Rather than triggered by a “senior moment,” these incidents often occur when we are distracted and not fully concentrating on our mission at hand.

Major memory problems, by contrast, are nothing to laugh about. These occur when we forget where we put down the grandbaby or forget to pay the bills until the lights go out or forget where we set down that chilled glass of sauvignon blanc we were just sipping. A far cry from senior moments, these could be signs of a major neurological disorder.

The good news is that we are constantly devising techniques for coping with and even slowing down age-related memory loss. I, for one, drive my family crazy by repeating things—a commonly recommended trick for improving memory (at least that’s my excuse). I also use mnemonic devices to remember the names of my grandchildren and their friends and their pets.

A friend of mine who sometimes gets lost while driving will compensate by simply turning around and changing her destination.

Many of us in the post-fifty AARP set laugh off memory glitches with popular ripostes like: “Nostalgia is not what it used to be” or “I don’t remember being absent minded.”  Musician Golf Brooks responds with his hilarious song titled “Senior Moments, Brain Farts.” You can find this on Youtube.

More practical advice for maintaining mental health can be found on health related web sites. The trick is to find respected medical centers and health organizations.  I subscribe to the memory bulletins published regularly by the Johns Hopkins Medical School.  In the latest of these Dr. Peter V. Rabins, editor of the bulletin, recommends  eight steps for keeping our mental agility into senility. These, with some of Dr. Rabins’s comments, are as follows:

One. Treat high blood pressure.  “Over time, hypertension can damage brain cells and trigger mini strokes that may impair memory.”

Two. Eat right. “A balanced diet that contains low-fat dairy products and nine servings daily of fruits and vegetables can improve alertness and energy.”

Three. Exercise regularly. “Better fitness translates into better cognitive function.”

Four.  Drink only in moderation. “People who drink excessively are more likely to develop memory problems.”

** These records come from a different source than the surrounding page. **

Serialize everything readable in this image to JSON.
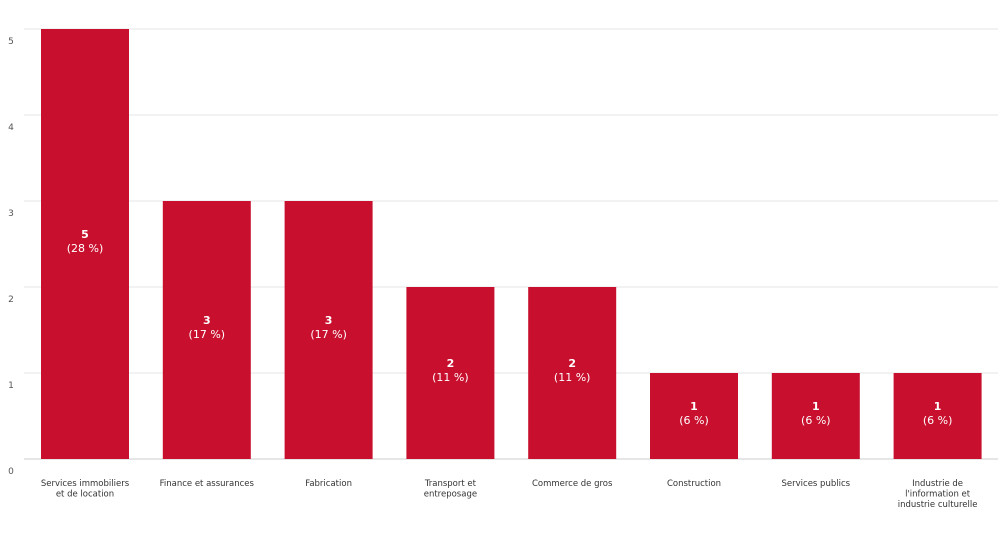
{
  "chart_data": {
    "type": "bar",
    "categories": [
      [
        "Services immobiliers",
        "et de location"
      ],
      [
        "Finance et assurances"
      ],
      [
        "Fabrication"
      ],
      [
        "Transport et",
        "entreposage"
      ],
      [
        "Commerce de gros"
      ],
      [
        "Construction"
      ],
      [
        "Services publics"
      ],
      [
        "Industrie de",
        "l'information et",
        "industrie culturelle"
      ]
    ],
    "values": [
      5,
      3,
      3,
      2,
      2,
      1,
      1,
      1
    ],
    "value_labels": [
      "5",
      "3",
      "3",
      "2",
      "2",
      "1",
      "1",
      "1"
    ],
    "percent_labels": [
      "(28 %)",
      "(17 %)",
      "(17 %)",
      "(11 %)",
      "(11 %)",
      "(6 %)",
      "(6 %)",
      "(6 %)"
    ],
    "ylim": [
      0,
      5
    ],
    "y_ticks": [
      "0",
      "1",
      "2",
      "3",
      "4",
      "5"
    ],
    "grid": true,
    "bar_color": "#c8102e",
    "grid_color": "#e6e6e6"
  }
}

Five. Check your medicine cabinet. “Many common prescription medications can impair memory.”

Six. Get enough sleep.  “Sleep deprivation stresses the brain.”

Seven. Stay mentally active. “Learn a new language, play chess, take a class, practice the piano—and read.”

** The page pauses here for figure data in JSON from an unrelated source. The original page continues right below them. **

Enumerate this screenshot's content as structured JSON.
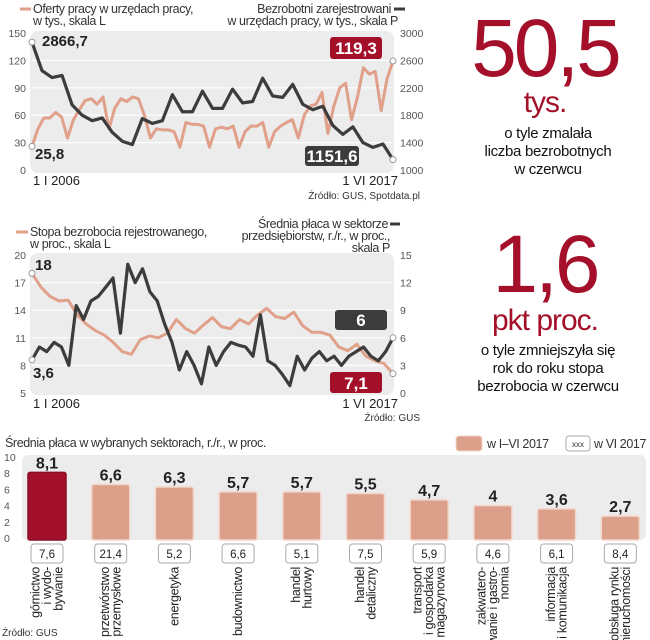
{
  "colors": {
    "salmon": "#e0a08a",
    "dark": "#3c3c3c",
    "red": "#a4102a",
    "grid_bg": "#ececec"
  },
  "headline1": {
    "value": "50,5",
    "unit": "tys.",
    "lines": [
      "o tyle zmalała",
      "liczba bezrobotnych",
      "w czerwcu"
    ]
  },
  "headline2": {
    "value": "1,6",
    "unit": "pkt proc.",
    "lines": [
      "o tyle zmniejszyła się",
      "rok do roku stopa",
      "bezrobocia w czerwcu"
    ]
  },
  "chart_data": [
    {
      "type": "line",
      "legend_left": [
        "Oferty pracy w urzędach pracy,",
        "w tys., skala L"
      ],
      "legend_right": [
        "Bezrobotni zarejestrowani",
        "w urzędach pracy, w tys., skala P"
      ],
      "x_start": "1 I 2006",
      "x_end": "1 VI 2017",
      "ylim_left": [
        0,
        150
      ],
      "yticks_left": [
        "0",
        "30",
        "60",
        "90",
        "120",
        "150"
      ],
      "ylim_right": [
        1000,
        3000
      ],
      "yticks_right": [
        "1000",
        "1400",
        "1800",
        "2200",
        "2600",
        "3000"
      ],
      "annotations": {
        "left_start": "25,8",
        "left_end": "119,3",
        "right_start": "2866,7",
        "right_end": "1151,6"
      },
      "source": "Źródło: GUS, Spotdata.pl",
      "series": [
        {
          "name": "Oferty pracy",
          "axis": "left",
          "values": [
            25.8,
            45,
            57,
            57,
            63,
            58,
            35,
            55,
            66,
            76,
            78,
            72,
            80,
            45,
            68,
            78,
            75,
            80,
            78,
            60,
            35,
            45,
            44,
            44,
            42,
            25,
            52,
            50,
            50,
            48,
            25,
            45,
            47,
            45,
            48,
            25,
            42,
            48,
            48,
            52,
            25,
            42,
            48,
            52,
            55,
            35,
            60,
            70,
            72,
            85,
            40,
            70,
            90,
            95,
            55,
            80,
            112,
            105,
            108,
            65,
            100,
            119.3
          ]
        },
        {
          "name": "Bezrobotni",
          "axis": "right",
          "values": [
            2866.7,
            2450,
            2350,
            2380,
            1950,
            1800,
            1720,
            1760,
            1550,
            1420,
            1370,
            1750,
            1680,
            1720,
            2100,
            1850,
            1850,
            2150,
            1900,
            1900,
            2180,
            1980,
            2000,
            2340,
            2080,
            2060,
            2250,
            1960,
            1880,
            1930,
            1650,
            1520,
            1630,
            1400,
            1330,
            1380,
            1151.6
          ]
        }
      ]
    },
    {
      "type": "line",
      "legend_left": [
        "Stopa bezrobocia rejestrowanego,",
        "w proc., skala L"
      ],
      "legend_right": [
        "Średnia płaca w sektorze",
        "przedsiębiorstw, r./r., w proc.,",
        "skala P"
      ],
      "x_start": "1 I 2006",
      "x_end": "1 VI 2017",
      "ylim_left": [
        5,
        20
      ],
      "yticks_left": [
        "5",
        "8",
        "11",
        "14",
        "17",
        "20"
      ],
      "ylim_right": [
        0,
        15
      ],
      "yticks_right": [
        "0",
        "3",
        "6",
        "9",
        "12",
        "15"
      ],
      "annotations": {
        "left_start": "18",
        "left_end": "7,1",
        "right_start": "3,6",
        "right_end": "6"
      },
      "source": "Źródło: GUS",
      "series": [
        {
          "name": "Stopa bezrobocia",
          "axis": "left",
          "values": [
            18,
            16.5,
            15.5,
            15,
            15.1,
            13.5,
            12.5,
            11.8,
            11.3,
            10.5,
            9.5,
            9.2,
            10.8,
            11.2,
            11,
            11.5,
            13,
            12,
            11.5,
            12.4,
            13.2,
            12.2,
            12,
            13,
            12.5,
            13.5,
            14.2,
            13.3,
            13.1,
            13.8,
            12.3,
            11.6,
            11.6,
            11.3,
            10,
            9.6,
            10.3,
            9,
            8.5,
            8.2,
            7.1
          ]
        },
        {
          "name": "Średnia płaca",
          "axis": "right",
          "values": [
            3.6,
            5,
            4.5,
            5.5,
            5,
            3,
            9.5,
            8,
            10,
            10.5,
            11.5,
            12.5,
            6.5,
            14,
            12,
            13.5,
            11,
            10,
            7.5,
            5.5,
            2.5,
            4.5,
            3,
            1,
            5,
            3,
            4.5,
            5.5,
            5.2,
            5,
            4,
            8.5,
            3.5,
            3,
            2,
            0.8,
            4,
            2.5,
            3.8,
            4.5,
            3.5,
            4,
            3,
            4,
            4.5,
            5,
            4,
            3.5,
            4.5,
            6
          ]
        }
      ]
    },
    {
      "type": "bar",
      "title": "Średnia płaca w wybranych sektorach, r./r., w proc.",
      "legend": {
        "bar": "w I–VI 2017",
        "box_sample": "xxx",
        "box": "w VI 2017"
      },
      "ylim": [
        0,
        10
      ],
      "yticks": [
        "0",
        "2",
        "4",
        "6",
        "8",
        "10"
      ],
      "categories": [
        [
          "górnictwo",
          "i wydo-",
          "bywanie"
        ],
        [
          "przetwórstwo",
          "przemysłowe"
        ],
        [
          "energetyka"
        ],
        [
          "budownictwo"
        ],
        [
          "handel",
          "hurtowy"
        ],
        [
          "handel",
          "detaliczny"
        ],
        [
          "transport",
          "i gospodarka",
          "magazynowa"
        ],
        [
          "zakwatero-",
          "wanie i gastro-",
          "nomia"
        ],
        [
          "informacja",
          "i komunikacja"
        ],
        [
          "obsługa rynku",
          "nieruchomości"
        ]
      ],
      "values": [
        8.1,
        6.6,
        6.3,
        5.7,
        5.7,
        5.5,
        4.7,
        4,
        3.6,
        2.7
      ],
      "value_labels": [
        "8,1",
        "6,6",
        "6,3",
        "5,7",
        "5,7",
        "5,5",
        "4,7",
        "4",
        "3,6",
        "2,7"
      ],
      "june_labels": [
        "7,6",
        "21,4",
        "5,2",
        "6,6",
        "5,1",
        "7,5",
        "5,9",
        "4,6",
        "6,1",
        "8,4"
      ],
      "source": "Źródło: GUS"
    }
  ]
}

Eight. Protect your head from injury.  “Avoid situations in which you are likely to fall.”

The implication here is that we should avoid climbing ladders when we are alone, or chasing squirrels up trees, or taking up tight-rope walking in our eighties.

Dr.Rabins warns that even if we follow all such advice on good mental health our brains will not revert to “whiz kids level.”  But he and other experts agree that if we follow strategies like the above we can improve our memory and general mental health and feel better in the process.

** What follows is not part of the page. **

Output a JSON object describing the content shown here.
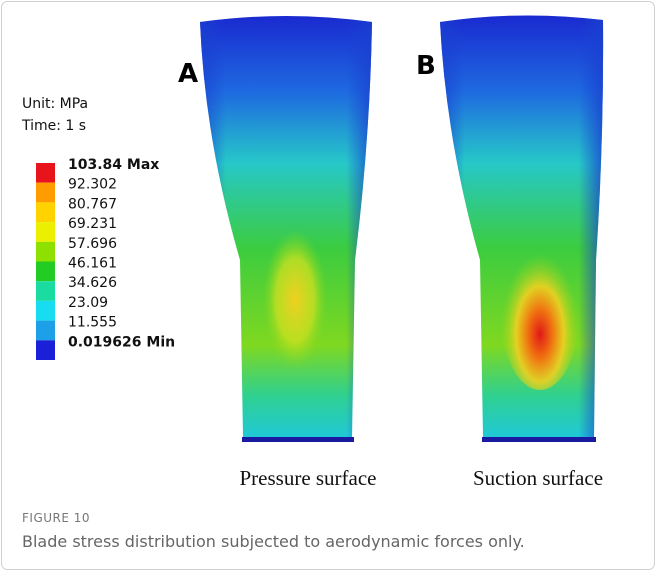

This still leaves open the question of how we can come to terms with “senior moments.” Most people use the expression with a smile, jokingly. But it’s used so often and so ambiguously it can make us old-timers wonder, “Am I really losing it?”

Perhaps in the future when someone tells us we are having a senior moment, we should ask them to explain exactly what they mean. This will put them on the spot and give us time to remember what in the world we were talking about in the first place. It’s a technique I plan to use—if I can remember to do so.

Gwen Gibson



From → humor

One Comment
  1. Gwen. You reminded of me two things that I find deeply disturbing: 1 – I have an AARP card. 2 – I don’t know where it is.